Values are percentages (n/N) unless otherwise specified. An ARR threshold of 832 pmol/L per μg/L per hour (30 ng/dL per ng/mL per hour) is shown. For the purposes of standardization, supine aldosterone values below the assay limit of <69.4 pmol/L (2.5 ng/dL) were set at 69.4 pmol/L and supine PRA values below the assay limit of <0.1 μg/L per hour were set at 0.1 μg/L per hour; seated aldosterone values below the assay limit of <83.2 pmol/L (3.0 ng/dL) were set at 83.2 pmol/L and seated PRA values below the assay limit of <0.6 μg/L per hour were set at 0.6 μg/L per hour.
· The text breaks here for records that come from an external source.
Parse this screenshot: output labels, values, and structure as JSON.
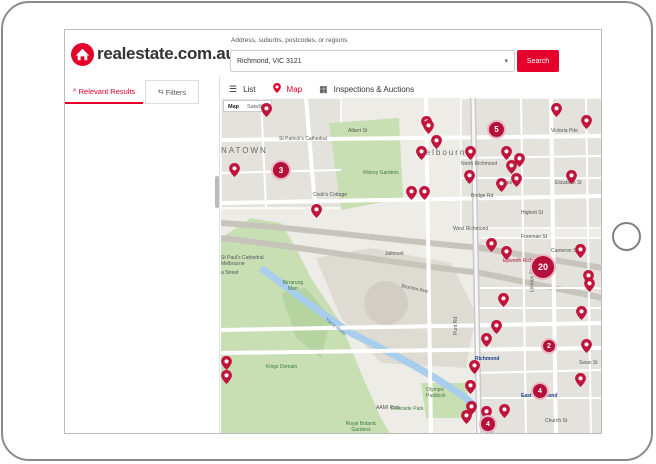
{
  "brand": {
    "name": "realestate.com.au",
    "color": "#e4002b"
  },
  "search": {
    "label": "Address, suburbs, postcodes, or regions",
    "value": "Richmond, VIC 3121",
    "button": "Search"
  },
  "sidebar": {
    "tabs": [
      {
        "label": "Relevant Results",
        "icon": "search-icon"
      },
      {
        "label": "Filters",
        "icon": "sliders-icon"
      }
    ]
  },
  "views": [
    {
      "label": "List",
      "icon": "list-icon"
    },
    {
      "label": "Map",
      "icon": "map-pin-icon",
      "active": true
    },
    {
      "label": "Inspections & Auctions",
      "icon": "calendar-icon"
    }
  ],
  "map": {
    "type_options": [
      "Map",
      "Satellite"
    ],
    "labels": {
      "st_patricks": "St Patrick's Cathedral",
      "chinatown": "NATOWN",
      "melbourne": "Melbourne",
      "fitzroy": "Fitzroy Gardens",
      "cooks": "Cook's Cottage",
      "st_pauls": "St Paul's Cathedral Melbourne",
      "flinders": "a Street",
      "birrarung": "Birrarung Marr",
      "north_richmond": "North Richmond",
      "west_richmond": "West Richmond",
      "epworth": "Epworth Richmond",
      "jolimont": "Jolimont",
      "richmond": "Richmond",
      "east_richmond": "East Richmond",
      "kings_domain": "Kings Domain",
      "aami": "AAMI Park",
      "olympic": "Olympic Paddock",
      "riverside": "Riverside Park",
      "royal_botanic": "Royal Botanic Gardens",
      "yarra": "Yarra River",
      "brunton": "Brunton Ave",
      "bridge_rd": "Bridge Rd",
      "swan_st": "Swan St",
      "victoria_pde": "Victoria Pde",
      "albert_st": "Albert St",
      "gipps_st": "Gipps St",
      "elizabeth_st": "Elizabeth St",
      "highett_st": "Highett St",
      "freeman_st": "Freeman St",
      "cameron_st": "Cameron St",
      "lennox_st": "Lennox St",
      "church_st": "Church St",
      "punt_rd": "Punt Rd"
    },
    "clusters": [
      {
        "count": "3"
      },
      {
        "count": "5"
      },
      {
        "count": "20"
      },
      {
        "count": "2"
      },
      {
        "count": "4"
      },
      {
        "count": "4"
      }
    ]
  }
}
There was a continuous relationship between the severity of renin-independent aldosterone production and biomarkers of mineralocorticoid activity and serum aldosterone (Table 4; Supplement Figure 6, available at Annals.org).
Table 4.
Change in Continuous Markers of Mineralocorticoid Receptor Activity Associated With a 5-μg Increase in 24-Hour Urinary Aldosterone Excretion
| Marker | Unadjusted | Adjusted | ||
|---|---|---|---|---|
| Point Estimate (95% CI) | P Value | Point Estimate (95% CI) | P Value | |
| Serum aldosterone level, pmol/L | 53.1 (46.7 to 59.5) | <0.001 | 43.7 (37.8 to 49.6)* | <0.001 |
| Urinary potassium-sodium ratio | 0.018 (0.014 to 0.023) | <0.001 | 0.018 (0.013 to 0.022)* | <0.001 |
| Serum potassium level, mmol/L | −0.049 (−0.066 to −0.031) | <0.001 | −0.040 (−0.059 to −0.021)* | <0.001 |
| Systolic blood pressure, mm Hg† | 5.2 (3.7 to 6.7) | <0.001 | 3.1 (1.6 to 4.5)‡ | <0.001 |
| Diastolic blood pressure, mm Hg† | 2.6 (1.7 to 3.5) | <0.001 | 1.5 (0.7 to 2.4)‡ | <0.001 |
Multivariable model covariates were age, body mass index, race, sex, history of diabetes mellitus, study site, and 24-h urinary sodium excretion.
Analyses were done in participants who were assessed while not receiving any antihypertensive medications; the treated resistant hypertensive subpopulation was not included in these analyses.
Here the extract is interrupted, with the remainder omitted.